The UK is lucky that their student athletes are actually student athletes and not simply fund raising machines.

The real fault of this is the NFL. When they decided that all professional football players had to have university degrees that encouraged universities to build stadiums so they could have the players the NFL wouldn't accept yet, make money off the games and then give the football players meaningless degrees four years later.

Eventually they realized that it was a waste to simply make money off of this during football season and just expanded the practice to their other sporting programs.

Date: 2012-03-07 12:49 pm (UTC)
ext_16733: (Default)
From: [identity profile] akicif.livejournal.com
I can't help but think that the alumni must be almost as thick as the players if they risk having their team barred from competition by bribing their own players.

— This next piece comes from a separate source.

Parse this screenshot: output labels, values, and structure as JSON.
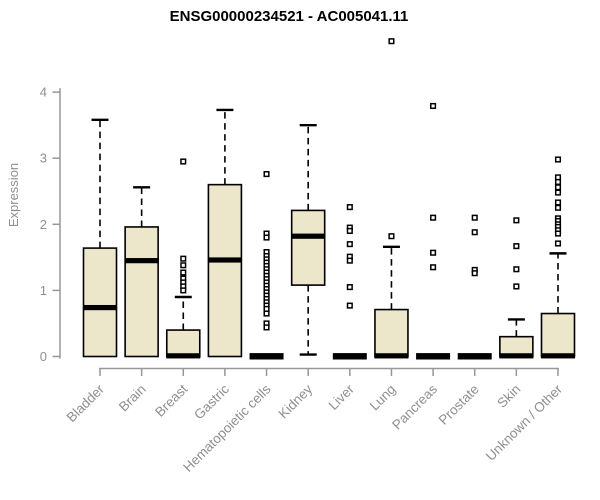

Date: 2012-03-07 12:50 pm (UTC)
From: [identity profile] bart-calendar.livejournal.com
They think they are smart enough to get away with it - which is the downfall of most criminals.

Date: 2012-03-07 01:00 pm (UTC)
From: [identity profile] bart-calendar.livejournal.com
Interestingly, it's widely believed that Moe Dalitz was the first guy to come up with the idea of bribing players to go to certain schools.

He was smart enough to get away with it. But most of the alumni assholes didn't have years of experience as criminal masterminds behind them before they decided to try to bribe people.

Date: 2012-03-07 01:24 pm (UTC)
From: [identity profile] philmophlegm.livejournal.com
I have a vague memory that back in the 80s, one college's football programme was suspended because the coach paid for the flights to enable one of his students to attend his mother's funeral. Which seems a little harsh.

I also find it amusing that while it is possible to be "academically ineligible" as a college athlete, former Washington Redskins defensive end Dexter Manley managed to play four seasons at Oklahoma State despite being (in his own words) "illiterate".

Date: 2012-03-07 03:05 pm (UTC)
From: [identity profile] bart-calendar.livejournal.com
I remember that 80s thing too. I think it was just the NCAA trying to make it as clear as possible what their "no tolerance" rule meant - since so many, many people seemed to think they could get away with almost anything.

Do you remember when three UNLV players were photographed sitting in the hot tub of Ritchie "The Fixer" Perry?

http://www.reviewjournal.com/images/business/perryhottub.jpg

Date: 2012-03-07 03:08 pm (UTC)
From: [identity profile] bart-calendar.livejournal.com
I also remember in the early 90s I think it was a Michigan player who got caught accepting a suitcase with $280,000 in cash inside it and tried to explain it away as a "private student loan" - even though he had a full scholarship already.